To do so, authorities are cutting port charges, expanding dedicated transshipment facilities and deepening navigation channels while seeking to capitalize on a surge in vessels diverting from conflict-affected Gulf ports.
“We have reduced our tariff for transshipment,” KPT Chairman Rear Admiral (r) Shahid Ahmed told Arab News on the sidelines of a briefing on Thursday.
“Until now, we have offered about 65 percent reduction in the port charges, and we are reducing it further,” he continued, adding that people should expect news about it “in a few days.”
Ahmed said KPT was also providing shipping lines with services including bunkering, crew changes and medical assistance “at a very economical rate as a goodwill gesture.”
According to projections presented during the briefing, the port expects container handling to increase by 20 percent over the next two fiscal years, with authorities projecting annual growth of 10 percent from 2.75 million twenty-foot equivalent units (TEUs) handled last fiscal year to 3.21 million TEUs in FY27 and 3.53 million TEUs in FY28. General cargo volumes are also expected to rise by up to 7 percent to 64.3 million tons over the same period.
Ahmed said the projected increase would be driven by transshipment cargo, transit trade and continued growth in Pakistan’s imports and exports.
The optimism follows a sharp rise in transshipment traffic after renewed fighting between the United States and Iran prompted shipping lines to divert vessels from Gulf ports to Karachi and Gwadar.
KPT Director Traffic Azam Ali Memon said Karachi Port handled 23,962 transshipment TEUs last year — the highest in the port’s 139-year history — but that figure has already been surpassed since the latest regional conflict erupted.

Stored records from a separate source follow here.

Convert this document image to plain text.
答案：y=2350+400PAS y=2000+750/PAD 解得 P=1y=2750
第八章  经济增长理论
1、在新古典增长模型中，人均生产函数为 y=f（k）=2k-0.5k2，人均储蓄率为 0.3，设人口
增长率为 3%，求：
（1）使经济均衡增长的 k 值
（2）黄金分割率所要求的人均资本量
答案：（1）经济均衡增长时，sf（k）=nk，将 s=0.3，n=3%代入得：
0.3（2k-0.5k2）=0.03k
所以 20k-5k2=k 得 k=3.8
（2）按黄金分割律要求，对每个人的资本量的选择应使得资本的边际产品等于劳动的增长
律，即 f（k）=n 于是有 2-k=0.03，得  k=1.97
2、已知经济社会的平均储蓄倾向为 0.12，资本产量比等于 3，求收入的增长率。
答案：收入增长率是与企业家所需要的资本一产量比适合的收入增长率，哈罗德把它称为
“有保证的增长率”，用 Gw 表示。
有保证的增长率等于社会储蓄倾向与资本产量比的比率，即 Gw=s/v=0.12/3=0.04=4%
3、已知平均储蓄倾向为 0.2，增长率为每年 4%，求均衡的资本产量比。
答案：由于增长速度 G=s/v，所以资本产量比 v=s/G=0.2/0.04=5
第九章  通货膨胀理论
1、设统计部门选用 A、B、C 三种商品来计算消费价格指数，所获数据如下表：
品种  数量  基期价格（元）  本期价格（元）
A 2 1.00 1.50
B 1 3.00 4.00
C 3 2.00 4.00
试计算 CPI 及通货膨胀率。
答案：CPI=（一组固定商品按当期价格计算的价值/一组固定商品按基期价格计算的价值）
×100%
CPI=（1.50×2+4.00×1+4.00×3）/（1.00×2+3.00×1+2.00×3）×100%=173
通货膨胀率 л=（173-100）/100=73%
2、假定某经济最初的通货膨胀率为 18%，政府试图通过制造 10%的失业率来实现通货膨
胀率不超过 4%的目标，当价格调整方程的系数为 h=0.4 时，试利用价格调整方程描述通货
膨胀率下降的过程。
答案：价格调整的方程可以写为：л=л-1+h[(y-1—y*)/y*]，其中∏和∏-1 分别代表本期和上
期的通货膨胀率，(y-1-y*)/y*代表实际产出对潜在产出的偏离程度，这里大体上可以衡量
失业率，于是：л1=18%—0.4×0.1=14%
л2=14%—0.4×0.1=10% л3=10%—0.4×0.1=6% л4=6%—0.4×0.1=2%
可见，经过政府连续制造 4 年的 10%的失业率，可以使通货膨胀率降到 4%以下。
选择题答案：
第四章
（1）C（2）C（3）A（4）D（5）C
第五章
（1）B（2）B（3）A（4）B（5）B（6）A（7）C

To sustain the momentum, Pakistan is deepening the navigation channel at Karachi Port’s East Wharf to 15.5 meters, designating 20,000 square meters as a bonded transshipment area and reducing both wet and dry port charges.
“We have reduced the wet charges and dry charges by more than half,” Memon said.
Wet charges cover navigational and harbor services such as pilotage, berthing and tug assistance, while dry charges relate to cargo handling and storage.
Private terminal operators, which stand to benefit from increased transshipment traffic, say the regional instability has created a rare opportunity for Pakistan but that retaining the additional business will depend on remaining competitive once shipping patterns normalize.
Hutchison Ports Pakistan Chief Executive CS Kim said his company was working with the government and shipping lines to attract more transshipment cargo.
“We are working together with [the Pakistani] government, and then also including our customers to bring more transshipment,” he told Arab News. “We are working hard.”
Asked how the conflict had reshaped Pakistan’s maritime industry, Kim said Karachi’s location just outside the Gulf had become an advantage for shipping lines seeking alternatives to regional ports.
“There is big potential for Karachi,” he said, adding that the situation could bring immense benefits to Pakistan’s economy.